Don’t Call 2014 An Anti-Incumbent Election

by Nathan L. Gonzales December 1, 2014 · 10:20 AM EST

Before the holiday, I had a piece on talking about so-called "anti-incumbent elections." A couple of excerpts are below but feel free to read the whole piece. 

Despite a stunningly low congressional approval rating and many calls to “throw all the bums out,” we don’t have anti-incumbent elections in the United States. This year’s House elections were just another example.

There are wave elections, in which voters take out their frustrations on one party in a lopsided way. But rarely, if ever, are Democratic and Republican incumbents punished in large and equal numbers. My colleague Stuart Rothenberg of the Rothenberg Political Report often writes about this (as he did in these columns from 2007 and 2014).

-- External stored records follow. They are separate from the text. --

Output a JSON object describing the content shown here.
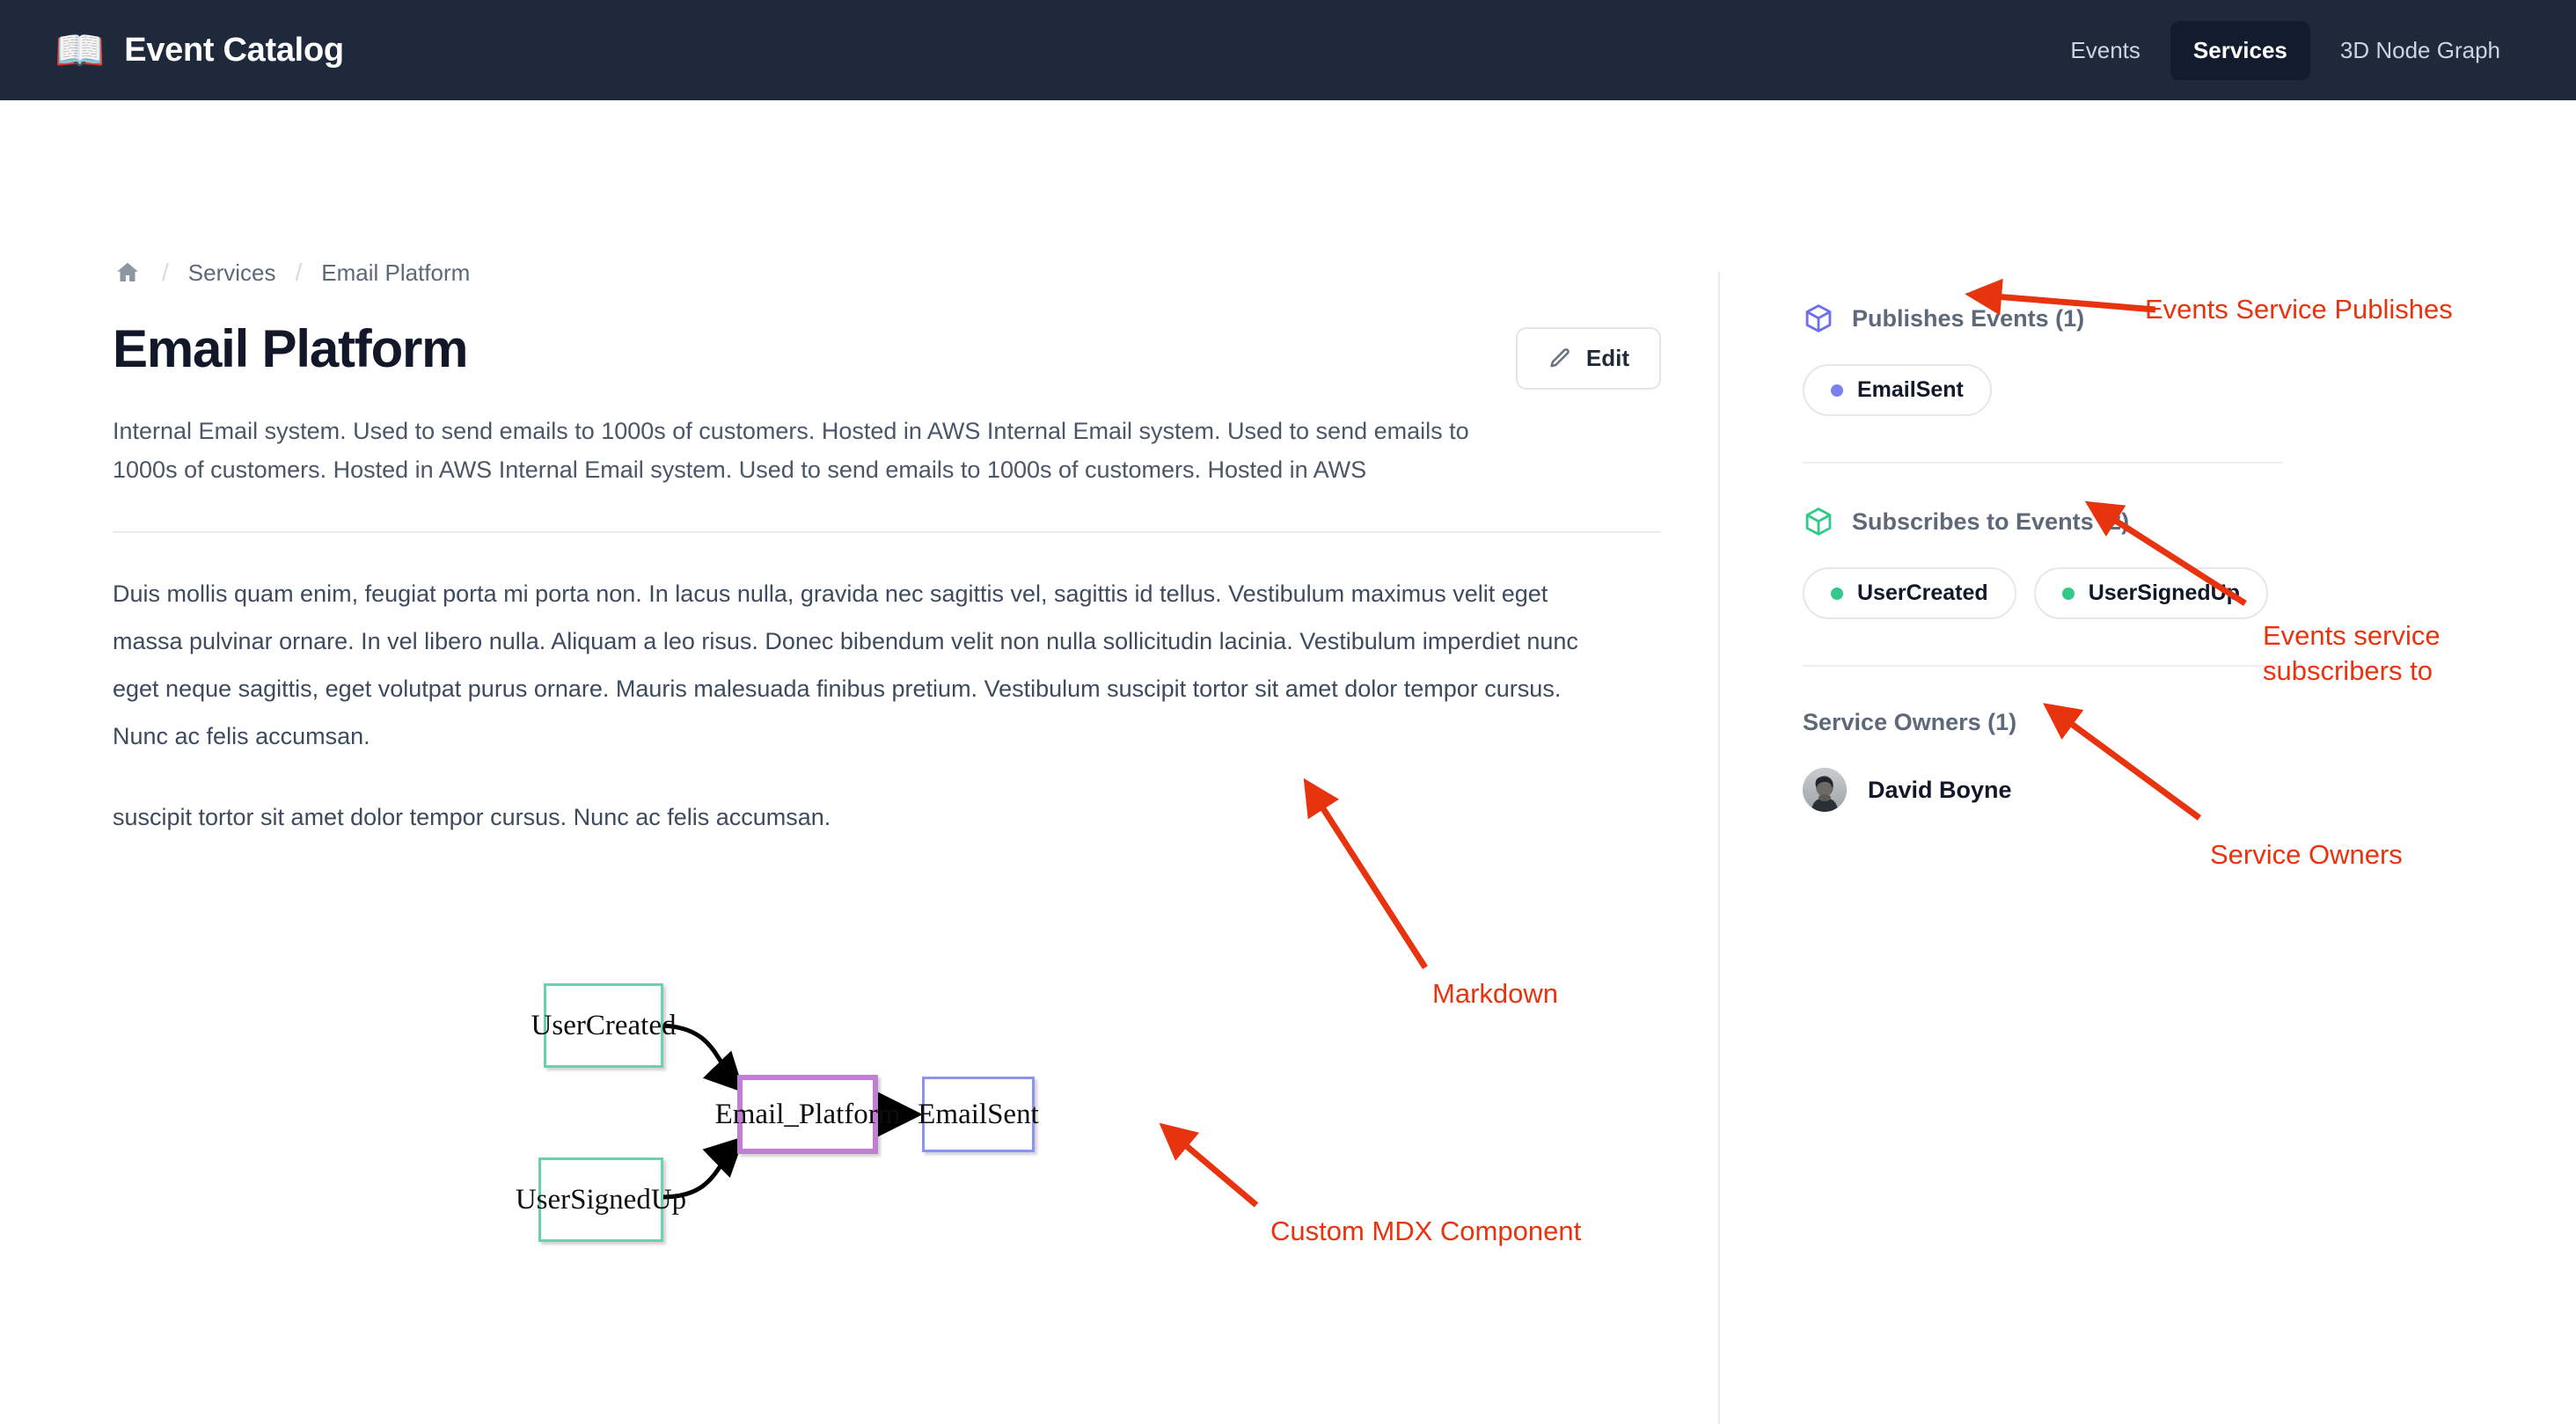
{
  "header": {
    "brand_icon": "open-book-icon",
    "brand_title": "Event Catalog",
    "nav": [
      {
        "label": "Events",
        "active": false
      },
      {
        "label": "Services",
        "active": true
      },
      {
        "label": "3D Node Graph",
        "active": false
      }
    ]
  },
  "breadcrumb": {
    "home_icon": "home-icon",
    "separator": "/",
    "items": [
      {
        "label": "Services"
      },
      {
        "label": "Email Platform"
      }
    ]
  },
  "page": {
    "title": "Email Platform",
    "edit_label": "Edit",
    "edit_icon": "pencil-icon",
    "description": "Internal Email system. Used to send emails to 1000s of customers. Hosted in AWS Internal Email system. Used to send emails to 1000s of customers. Hosted in AWS Internal Email system. Used to send emails to 1000s of customers. Hosted in AWS",
    "body_paragraph_1": "Duis mollis quam enim, feugiat porta mi porta non. In lacus nulla, gravida nec sagittis vel, sagittis id tellus. Vestibulum maximus velit eget massa pulvinar ornare. In vel libero nulla. Aliquam a leo risus. Donec bibendum velit non nulla sollicitudin lacinia. Vestibulum imperdiet nunc eget neque sagittis, eget volutpat purus ornare. Mauris malesuada finibus pretium. Vestibulum suscipit tortor sit amet dolor tempor cursus. Nunc ac felis accumsan.",
    "body_paragraph_2": "suscipit tortor sit amet dolor tempor cursus. Nunc ac felis accumsan."
  },
  "diagram": {
    "nodes": [
      {
        "id": "user-created",
        "label": "UserCreated",
        "color": "green"
      },
      {
        "id": "user-signed-up",
        "label": "UserSignedUp",
        "color": "green"
      },
      {
        "id": "email-platform",
        "label": "Email_Platform",
        "color": "purple"
      },
      {
        "id": "email-sent",
        "label": "EmailSent",
        "color": "blue"
      }
    ],
    "colors": {
      "green": "#6ad0ad",
      "purple": "#c07fd4",
      "blue": "#8b93f0"
    }
  },
  "sidebar": {
    "publishes": {
      "icon": "cube-icon",
      "icon_color": "#6c6ff0",
      "title": "Publishes Events (1)",
      "pills": [
        {
          "label": "EmailSent",
          "dot_color": "#7b7ff2"
        }
      ]
    },
    "subscribes": {
      "icon": "cube-icon",
      "icon_color": "#34c88a",
      "title": "Subscribes to Events (2)",
      "pills": [
        {
          "label": "UserCreated",
          "dot_color": "#34c88a"
        },
        {
          "label": "UserSignedUp",
          "dot_color": "#34c88a"
        }
      ]
    },
    "owners": {
      "title": "Service Owners (1)",
      "people": [
        {
          "name": "David Boyne",
          "avatar": "avatar-image"
        }
      ]
    }
  },
  "annotations": {
    "color": "#e8330f",
    "items": [
      {
        "id": "events-service-publishes",
        "text": "Events Service Publishes"
      },
      {
        "id": "events-service-subscribers-to",
        "text": "Events service\nsubscribers to"
      },
      {
        "id": "service-owners",
        "text": "Service Owners"
      },
      {
        "id": "markdown",
        "text": "Markdown"
      },
      {
        "id": "custom-mdx-component",
        "text": "Custom MDX Component"
      }
    ]
  }
}
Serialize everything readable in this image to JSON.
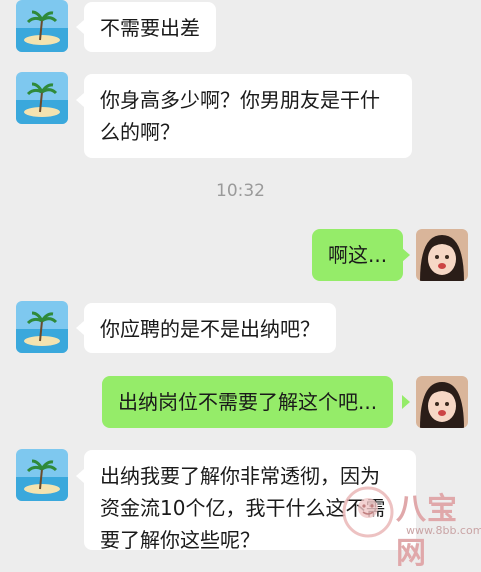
{
  "messages": [
    {
      "side": "in",
      "text": "不需要出差"
    },
    {
      "side": "in",
      "text": "你身高多少啊？你男朋友是干什么的啊？",
      "lines": [
        "你身高多少啊？你男朋友是干什",
        "么的啊？"
      ]
    },
    {
      "side": "out",
      "text": "啊这..."
    },
    {
      "side": "in",
      "text": "你应聘的是不是出纳吧？"
    },
    {
      "side": "out",
      "text": "出纳岗位不需要了解这个吧..."
    },
    {
      "side": "in",
      "text": "出纳我要了解你非常透彻，因为资金流10个亿，我干什么这不需要了解你这些呢？",
      "lines": [
        "出纳我要了解你非常透彻，因为",
        "资金流10个亿，我干什么这不需",
        "要了解你这些呢？"
      ]
    }
  ],
  "timestamp": "10:32",
  "watermark": {
    "brand": "八宝网",
    "url": "www.8bb.com"
  },
  "colors": {
    "background": "#ededed",
    "incoming": "#ffffff",
    "outgoing": "#95ec69",
    "timestamp": "#9a9a9a"
  }
}
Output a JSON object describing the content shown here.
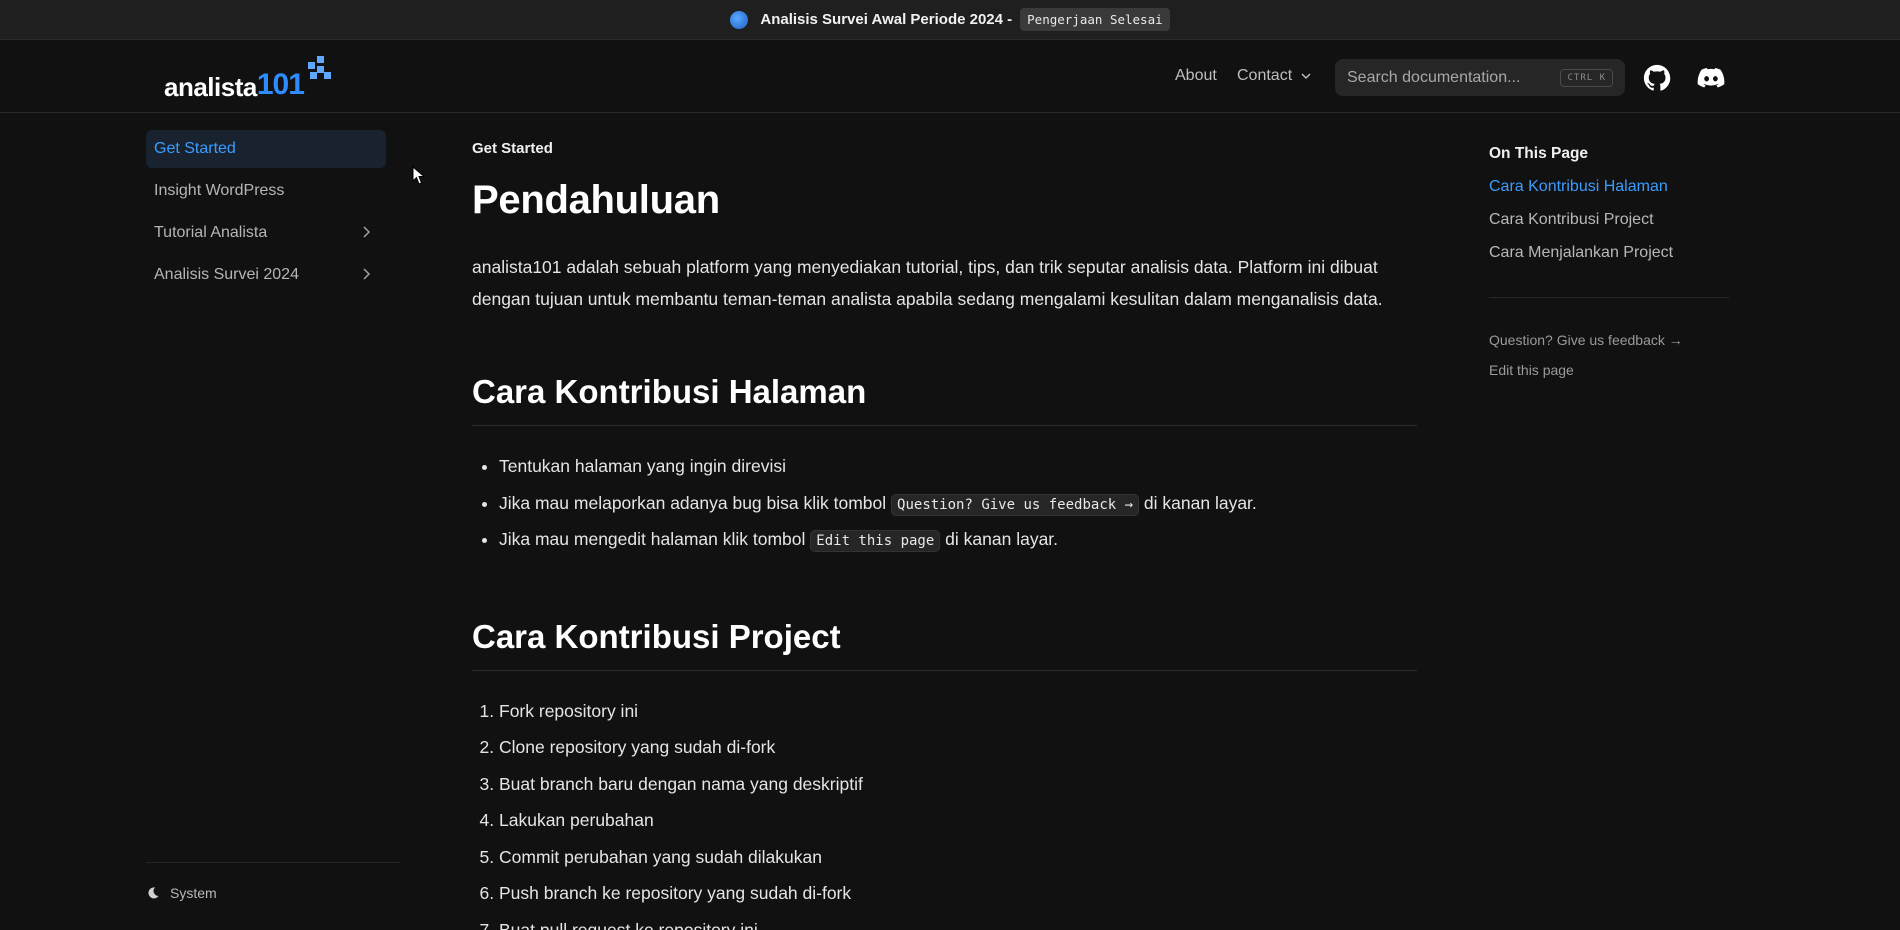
{
  "banner": {
    "title": "Analisis Survei Awal Periode 2024 -",
    "badge": "Pengerjaan Selesai"
  },
  "header": {
    "logo_word": "analista",
    "logo_num": "101",
    "nav": {
      "about": "About",
      "contact": "Contact"
    },
    "search": {
      "placeholder": "Search documentation...",
      "shortcut": "CTRL K"
    },
    "icons": [
      "github-icon",
      "discord-icon"
    ]
  },
  "sidebar": {
    "items": [
      {
        "label": "Get Started",
        "active": true
      },
      {
        "label": "Insight WordPress"
      },
      {
        "label": "Tutorial Analista",
        "expandable": true
      },
      {
        "label": "Analisis Survei 2024",
        "expandable": true
      }
    ],
    "theme_label": "System"
  },
  "main": {
    "breadcrumb": "Get Started",
    "title": "Pendahuluan",
    "intro": "analista101 adalah sebuah platform yang menyediakan tutorial, tips, dan trik seputar analisis data. Platform ini dibuat dengan tujuan untuk membantu teman-teman analista apabila sedang mengalami kesulitan dalam menganalisis data.",
    "section1": {
      "heading": "Cara Kontribusi Halaman",
      "item1": "Tentukan halaman yang ingin direvisi",
      "item2_pre": "Jika mau melaporkan adanya bug bisa klik tombol",
      "item2_code": "Question? Give us feedback →",
      "item2_post": "di kanan layar.",
      "item3_pre": "Jika mau mengedit halaman klik tombol",
      "item3_code": "Edit this page",
      "item3_post": "di kanan layar."
    },
    "section2": {
      "heading": "Cara Kontribusi Project",
      "steps": [
        "Fork repository ini",
        "Clone repository yang sudah di-fork",
        "Buat branch baru dengan nama yang deskriptif",
        "Lakukan perubahan",
        "Commit perubahan yang sudah dilakukan",
        "Push branch ke repository yang sudah di-fork",
        "Buat pull request ke repository ini"
      ]
    }
  },
  "toc": {
    "title": "On This Page",
    "items": [
      "Cara Kontribusi Halaman",
      "Cara Kontribusi Project",
      "Cara Menjalankan Project"
    ],
    "feedback": "Question? Give us feedback →",
    "edit": "Edit this page"
  },
  "colors": {
    "accent": "#3b9cff",
    "background": "#111111"
  }
}
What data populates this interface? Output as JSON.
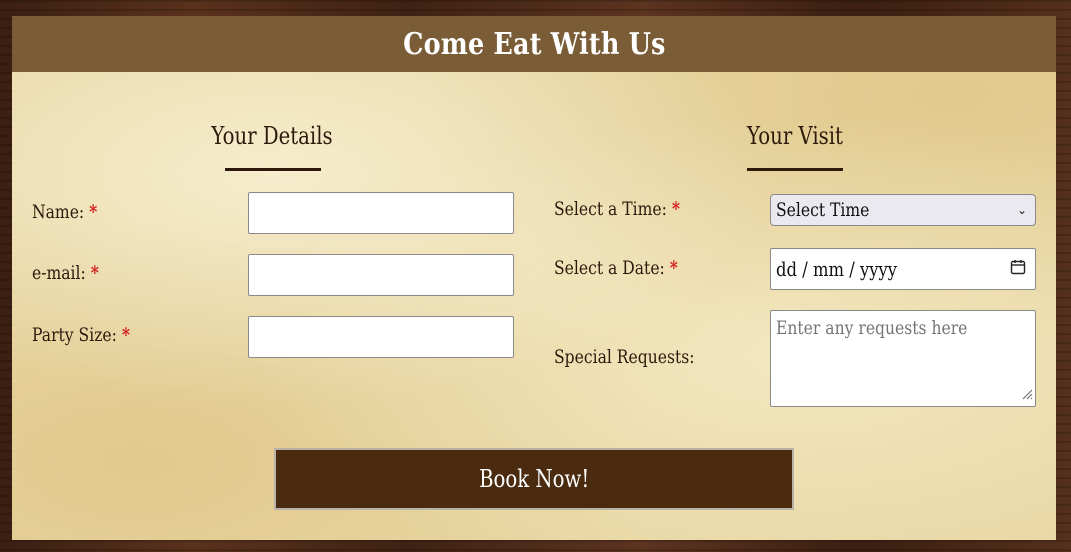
{
  "header": {
    "title": "Come Eat With Us"
  },
  "details": {
    "title": "Your Details",
    "fields": {
      "name": {
        "label": "Name:",
        "required": "*",
        "value": ""
      },
      "email": {
        "label": "e-mail:",
        "required": "*",
        "value": ""
      },
      "party": {
        "label": "Party Size:",
        "required": "*",
        "value": ""
      }
    }
  },
  "visit": {
    "title": "Your Visit",
    "time": {
      "label": "Select a Time:",
      "required": "*",
      "selected": "Select Time"
    },
    "date": {
      "label": "Select a Date:",
      "required": "*",
      "placeholder": "dd / mm / yyyy"
    },
    "requests": {
      "label": "Special Requests:",
      "placeholder": "Enter any requests here"
    }
  },
  "submit": {
    "label": "Book Now!"
  },
  "colors": {
    "header_bg": "#7a5d36",
    "button_bg": "#4a2b10",
    "required": "#d41b1b",
    "parchment": "#e9d7a3"
  },
  "icons": {
    "select": "chevron-down-icon",
    "date": "calendar-icon",
    "textarea": "resize-grip-icon"
  }
}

And here is one more tidbit:

Because election percentage can distort the margin of victory, the latter is also worth examination.

This cycle, 13 Democratic incumbents won re-election by less than 5 percentage points. No winning GOP incumbent had a race that close. The closest race for a winning GOP incumbent was Rep. Dan Benishek, who won re-election in Michigan’s 1st District by just under 7 percentage points. Fourteen victorious Democratic incumbents had closer races than Benishek.

While Democratic incumbents were losing, Republicans were cruising. Just two Republican incumbents in the entire country won by less than 10 points.